Cette farandole du suicide ne serait du reste pas complètement dansante et macabre si l’on omettait de rapporter ce détail relevé par Sébastien Lapaque à propos de Charlotte Altmann (cf. pp. 32-3), même prénom que l’héroïne de Goethe qui amplifie les souffrances du fragile Werther une fois que celui-ci se rend compte qu’elle sera la propriété d’un dénommé Albert, tant et si bien que le suicide se manifeste alors comme la seule issue valable pour le héros désenchanté (3). Mais il s’en faudrait de beaucoup pour que le suicide s’emparant de Stefan Zweig soit dû à une peine de cœur passée au crible d’un romantisme abusif. L’origine de cette décision dépend évidemment des irrésistibles conquêtes du nazisme, de son expansion de par le monde, du moins en termes de contamination des mentalités. Ce n’est pas du tout une vue de l’esprit de Zweig – sous réserve des mots que lui prête Sébastien Lapaque (cf. pp. 106-7) – de sentir la montée de l’antisémitisme à l’échelle internationale, le resserrement du nœud coulant de l’oppression, l’épouvantable traversée transatlantique des doctrines fascistes et le réel danger des polices politiques brésiliennes. Il y avait de quoi s’inquiéter au minimum depuis la radicalisation du pouvoir du polymorphe Getúlio Vargas à la suite du Coup d’État de 1937 où fut proclamé l’Estado Novo (Troisième République). Un virage autoritaire avait indéniablement courbé l’échine du Brésil et les inspirations mussoliniennes de ce nouvel autoritarisme n’en paraissaient que plus flagrantes – plus foudroyantes. Furent également soupçonnées des méthodes comparables aux tribunaux de l’Inquisition (cf. p. 200), et, au milieu de ces dégradations des organes politiques, il faut admettre que Stefan Zweig a été persécuté par des nazis ou des sympathisants du Troisième Reich dans la ville même de Petrópolis (cf. pp. 123-4 et 314-5). Et dans une perspective strictement historique, étroitement formelle et extériorisée (car il en va différemment des psychologies souillées de fond en comble par le Mal hitlérien – elles ont vocation à être incurables), il a fallu attendre 1943 pour que le Brésil se désolidarise des puissances de l’Axe, marquant son soutien à l’égard de Roosevelt qui déclenchera l’industrialisation accélérée de la nation (cf. p. 246).

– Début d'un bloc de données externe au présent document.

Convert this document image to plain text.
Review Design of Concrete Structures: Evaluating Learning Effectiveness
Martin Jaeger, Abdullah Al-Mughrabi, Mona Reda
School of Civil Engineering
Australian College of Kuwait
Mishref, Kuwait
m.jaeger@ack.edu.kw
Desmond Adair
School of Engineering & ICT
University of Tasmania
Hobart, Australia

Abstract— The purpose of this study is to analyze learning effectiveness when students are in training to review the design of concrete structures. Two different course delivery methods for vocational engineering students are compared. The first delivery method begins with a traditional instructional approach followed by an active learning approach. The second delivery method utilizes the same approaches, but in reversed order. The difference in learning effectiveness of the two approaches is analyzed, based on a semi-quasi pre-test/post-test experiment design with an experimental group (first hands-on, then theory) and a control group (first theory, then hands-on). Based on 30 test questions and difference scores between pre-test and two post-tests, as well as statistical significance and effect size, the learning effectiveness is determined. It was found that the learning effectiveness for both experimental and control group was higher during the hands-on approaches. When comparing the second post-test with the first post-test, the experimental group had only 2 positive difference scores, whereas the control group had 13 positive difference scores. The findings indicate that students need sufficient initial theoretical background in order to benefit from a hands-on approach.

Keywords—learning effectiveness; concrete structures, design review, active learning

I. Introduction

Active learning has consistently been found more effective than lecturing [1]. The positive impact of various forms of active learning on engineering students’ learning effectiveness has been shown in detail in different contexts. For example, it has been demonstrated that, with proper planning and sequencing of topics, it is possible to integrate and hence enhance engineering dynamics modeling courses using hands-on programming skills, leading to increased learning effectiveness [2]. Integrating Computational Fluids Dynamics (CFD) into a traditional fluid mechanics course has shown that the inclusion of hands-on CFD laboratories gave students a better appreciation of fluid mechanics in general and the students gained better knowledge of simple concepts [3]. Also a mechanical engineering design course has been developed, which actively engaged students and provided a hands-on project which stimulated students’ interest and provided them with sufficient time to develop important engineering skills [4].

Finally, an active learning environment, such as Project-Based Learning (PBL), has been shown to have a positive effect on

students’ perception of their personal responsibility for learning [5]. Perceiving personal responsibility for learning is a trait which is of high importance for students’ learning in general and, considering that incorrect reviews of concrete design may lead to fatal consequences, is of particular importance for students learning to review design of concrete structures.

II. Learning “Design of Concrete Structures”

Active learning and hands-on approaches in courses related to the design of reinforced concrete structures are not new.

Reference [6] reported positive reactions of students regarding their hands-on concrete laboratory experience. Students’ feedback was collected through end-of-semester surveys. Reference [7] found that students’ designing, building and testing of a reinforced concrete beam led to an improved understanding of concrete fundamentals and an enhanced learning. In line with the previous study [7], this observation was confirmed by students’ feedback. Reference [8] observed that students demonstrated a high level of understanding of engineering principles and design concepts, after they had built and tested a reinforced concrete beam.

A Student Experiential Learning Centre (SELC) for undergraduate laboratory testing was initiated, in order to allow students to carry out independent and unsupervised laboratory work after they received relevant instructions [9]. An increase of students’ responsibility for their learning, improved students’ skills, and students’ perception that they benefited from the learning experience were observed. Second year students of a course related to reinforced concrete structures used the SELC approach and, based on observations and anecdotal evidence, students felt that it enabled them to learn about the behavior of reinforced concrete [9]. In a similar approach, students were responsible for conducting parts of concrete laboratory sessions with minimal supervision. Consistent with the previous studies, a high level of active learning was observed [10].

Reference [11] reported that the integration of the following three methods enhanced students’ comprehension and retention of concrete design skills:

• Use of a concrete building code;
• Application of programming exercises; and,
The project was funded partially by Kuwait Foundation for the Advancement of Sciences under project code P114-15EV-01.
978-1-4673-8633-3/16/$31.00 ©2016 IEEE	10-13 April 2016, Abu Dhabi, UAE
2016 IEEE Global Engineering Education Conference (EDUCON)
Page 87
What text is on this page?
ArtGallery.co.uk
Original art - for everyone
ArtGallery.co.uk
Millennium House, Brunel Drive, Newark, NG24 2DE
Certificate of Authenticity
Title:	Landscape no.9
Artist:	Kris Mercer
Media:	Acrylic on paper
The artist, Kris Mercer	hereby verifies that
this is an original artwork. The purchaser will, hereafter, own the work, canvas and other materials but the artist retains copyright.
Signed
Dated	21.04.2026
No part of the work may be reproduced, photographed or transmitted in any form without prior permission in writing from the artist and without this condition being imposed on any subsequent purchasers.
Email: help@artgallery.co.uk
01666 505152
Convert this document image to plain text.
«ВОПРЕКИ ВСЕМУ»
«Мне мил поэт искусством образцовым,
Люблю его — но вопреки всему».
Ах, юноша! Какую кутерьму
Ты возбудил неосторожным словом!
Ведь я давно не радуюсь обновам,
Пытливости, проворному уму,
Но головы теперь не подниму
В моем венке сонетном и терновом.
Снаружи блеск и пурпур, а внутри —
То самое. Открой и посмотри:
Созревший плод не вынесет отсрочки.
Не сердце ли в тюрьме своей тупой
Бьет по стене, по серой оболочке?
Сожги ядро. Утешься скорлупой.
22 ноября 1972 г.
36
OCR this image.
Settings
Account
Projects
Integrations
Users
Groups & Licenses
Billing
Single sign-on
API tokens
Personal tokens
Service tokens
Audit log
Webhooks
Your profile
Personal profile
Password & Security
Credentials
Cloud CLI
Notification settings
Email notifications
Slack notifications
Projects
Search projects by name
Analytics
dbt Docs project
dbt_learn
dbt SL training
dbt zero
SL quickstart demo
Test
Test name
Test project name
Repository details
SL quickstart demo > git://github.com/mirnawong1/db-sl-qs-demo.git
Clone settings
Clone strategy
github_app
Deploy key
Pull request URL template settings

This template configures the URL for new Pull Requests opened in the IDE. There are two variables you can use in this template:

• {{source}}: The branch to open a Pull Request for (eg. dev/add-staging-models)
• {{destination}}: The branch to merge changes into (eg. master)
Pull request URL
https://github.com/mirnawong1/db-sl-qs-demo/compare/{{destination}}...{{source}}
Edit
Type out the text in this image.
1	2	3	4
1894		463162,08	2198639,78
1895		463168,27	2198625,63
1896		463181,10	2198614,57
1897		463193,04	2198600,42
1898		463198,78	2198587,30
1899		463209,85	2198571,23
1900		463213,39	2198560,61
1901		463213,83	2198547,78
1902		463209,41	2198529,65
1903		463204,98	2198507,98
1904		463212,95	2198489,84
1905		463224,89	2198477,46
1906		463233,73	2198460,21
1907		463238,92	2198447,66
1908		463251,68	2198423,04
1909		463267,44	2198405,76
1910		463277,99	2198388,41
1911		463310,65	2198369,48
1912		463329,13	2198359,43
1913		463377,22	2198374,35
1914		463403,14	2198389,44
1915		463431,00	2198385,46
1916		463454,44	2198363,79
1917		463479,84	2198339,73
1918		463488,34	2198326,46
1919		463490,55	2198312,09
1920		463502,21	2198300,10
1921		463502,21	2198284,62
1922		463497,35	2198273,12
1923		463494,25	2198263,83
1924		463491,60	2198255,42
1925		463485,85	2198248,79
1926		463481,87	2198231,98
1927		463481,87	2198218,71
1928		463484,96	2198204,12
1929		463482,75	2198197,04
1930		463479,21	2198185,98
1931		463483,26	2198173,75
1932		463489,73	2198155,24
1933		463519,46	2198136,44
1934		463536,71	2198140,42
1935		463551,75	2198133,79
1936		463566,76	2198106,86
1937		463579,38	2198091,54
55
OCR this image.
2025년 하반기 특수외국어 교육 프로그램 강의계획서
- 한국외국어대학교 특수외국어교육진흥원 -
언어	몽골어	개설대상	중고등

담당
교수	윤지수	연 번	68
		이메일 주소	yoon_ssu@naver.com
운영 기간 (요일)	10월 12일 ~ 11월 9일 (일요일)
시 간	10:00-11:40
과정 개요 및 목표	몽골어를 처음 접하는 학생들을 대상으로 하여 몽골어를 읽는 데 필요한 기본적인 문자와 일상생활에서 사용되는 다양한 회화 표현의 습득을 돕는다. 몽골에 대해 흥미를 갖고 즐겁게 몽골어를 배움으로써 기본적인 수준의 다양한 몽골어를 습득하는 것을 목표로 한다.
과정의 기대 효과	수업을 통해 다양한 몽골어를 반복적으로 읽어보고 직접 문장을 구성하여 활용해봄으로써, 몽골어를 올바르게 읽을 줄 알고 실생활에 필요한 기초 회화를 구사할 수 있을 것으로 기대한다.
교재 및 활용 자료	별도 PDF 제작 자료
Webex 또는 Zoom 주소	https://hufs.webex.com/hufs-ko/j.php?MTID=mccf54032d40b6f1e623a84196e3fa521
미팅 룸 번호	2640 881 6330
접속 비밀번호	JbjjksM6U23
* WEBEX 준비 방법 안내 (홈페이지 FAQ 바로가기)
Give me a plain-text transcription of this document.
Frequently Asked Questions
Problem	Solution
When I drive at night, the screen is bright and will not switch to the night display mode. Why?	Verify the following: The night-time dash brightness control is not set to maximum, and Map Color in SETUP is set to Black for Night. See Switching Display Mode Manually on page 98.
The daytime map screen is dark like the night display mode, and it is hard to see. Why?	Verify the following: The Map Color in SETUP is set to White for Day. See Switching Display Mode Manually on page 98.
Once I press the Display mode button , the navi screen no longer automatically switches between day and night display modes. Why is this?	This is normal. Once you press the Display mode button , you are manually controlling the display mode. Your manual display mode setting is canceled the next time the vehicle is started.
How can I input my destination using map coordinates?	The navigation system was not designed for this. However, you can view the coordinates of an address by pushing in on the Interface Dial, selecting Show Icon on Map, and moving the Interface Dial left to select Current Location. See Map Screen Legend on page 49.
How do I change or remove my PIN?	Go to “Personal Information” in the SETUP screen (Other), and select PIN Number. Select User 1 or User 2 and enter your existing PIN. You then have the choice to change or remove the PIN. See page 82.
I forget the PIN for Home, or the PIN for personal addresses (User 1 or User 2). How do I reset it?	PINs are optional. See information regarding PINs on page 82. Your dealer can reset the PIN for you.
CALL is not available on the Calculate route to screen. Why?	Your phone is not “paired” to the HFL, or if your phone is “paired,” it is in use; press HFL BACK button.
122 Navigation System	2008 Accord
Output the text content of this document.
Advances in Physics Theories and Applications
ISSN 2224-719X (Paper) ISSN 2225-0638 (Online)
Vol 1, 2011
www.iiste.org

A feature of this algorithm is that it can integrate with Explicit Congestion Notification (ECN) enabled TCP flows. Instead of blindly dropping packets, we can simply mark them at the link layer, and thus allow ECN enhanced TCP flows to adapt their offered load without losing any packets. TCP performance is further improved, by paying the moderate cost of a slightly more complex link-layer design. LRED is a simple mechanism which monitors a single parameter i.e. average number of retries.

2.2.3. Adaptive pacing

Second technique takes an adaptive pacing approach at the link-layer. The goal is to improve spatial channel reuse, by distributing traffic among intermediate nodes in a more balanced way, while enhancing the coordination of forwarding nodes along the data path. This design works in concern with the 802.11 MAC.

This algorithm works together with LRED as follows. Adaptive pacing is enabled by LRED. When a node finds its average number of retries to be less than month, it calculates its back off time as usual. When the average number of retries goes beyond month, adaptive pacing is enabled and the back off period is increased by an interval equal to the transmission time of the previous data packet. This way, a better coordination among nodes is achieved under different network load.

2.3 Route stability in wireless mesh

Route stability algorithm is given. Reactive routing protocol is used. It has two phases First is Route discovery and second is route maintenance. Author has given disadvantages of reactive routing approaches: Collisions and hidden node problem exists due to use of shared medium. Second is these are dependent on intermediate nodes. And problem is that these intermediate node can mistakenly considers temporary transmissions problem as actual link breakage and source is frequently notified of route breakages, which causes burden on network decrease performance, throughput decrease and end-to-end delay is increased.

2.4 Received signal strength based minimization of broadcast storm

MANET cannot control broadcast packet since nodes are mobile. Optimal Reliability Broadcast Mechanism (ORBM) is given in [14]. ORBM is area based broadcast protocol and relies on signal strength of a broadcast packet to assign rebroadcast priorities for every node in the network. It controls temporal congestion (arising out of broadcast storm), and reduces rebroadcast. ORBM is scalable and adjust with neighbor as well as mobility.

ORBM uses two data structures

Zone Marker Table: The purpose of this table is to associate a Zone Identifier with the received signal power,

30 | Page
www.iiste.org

Cependant, malgré cette dynamique négative, malgré cette lame de fond, Zweig et Bernanos ont voulu regarder le Brésil à l’image d’un «futur possible pour une Europe dévastée par les idéologies» (p. 173). C’était d’autant plus tangible du côté de Bernanos que celui-ci, là-bas, attirait spontanément les caractères désobéissants et le haut du panier de l’aristocratie littéraire et gouvernementale (cf. pp. 159-160). C’était en ce sens un peu moins convaincant de la part de Zweig, lequel, nous l’avons tantôt écrit au sujet de ses excès de confiance, était prompt à capter l’onde problématique de l’arrivisme et de la mesquinerie, à ne pas savoir se prémunir de la nature hybride des calculateurs, profils sinon typiques, du moins réguliers au cœur des transactions mondaines, des cérémonies, des serrements de main que les âmes incorruptibles fuient comme la peste. Mais l’un comme l’autre, cette paire d’expatriés, par-delà les motifs irréguliers du Brésil, par-delà les déformations qui faisaient de la Terre des années 1940 un ventre tératogène accoucheur de démons, ces deux exilés, souvent, nourrissaient des visions concordantes, formatrices, sanctificatrices, et ils les nourrissaient peut-être mieux durant la profondeur de leurs silences informés – ce que Sébastien Lapaque suggère quand telle ou telle réplique succède à une didascalie. En outre, si d’aventure nous souhaitions nuancer les idéaux de Zweig et de Bernanos (lesquels ne descendaient pas dans les bras et les jambes du premier, ou lesquels y sont descendus de moins en moins, jusqu’à l’amputation de toute action dans l’acte suicidaire), nous en trouverions l’occasion dans la pensée de Claude Lévi-Strauss, dans ses Tristes tropiques, où le philosophe émet de sérieux doutes sur des lendemains qui chanteraient compte tenu du poids d’un passé brésilien qui ne saurait tout à fait passer – un prétérit qui fut annihilateur des «peuples indigènes» et qui se voit dès lors gros d’une futurition où toute prétention à l’humanité se doit d’être sujette à caution (cf. p. 173).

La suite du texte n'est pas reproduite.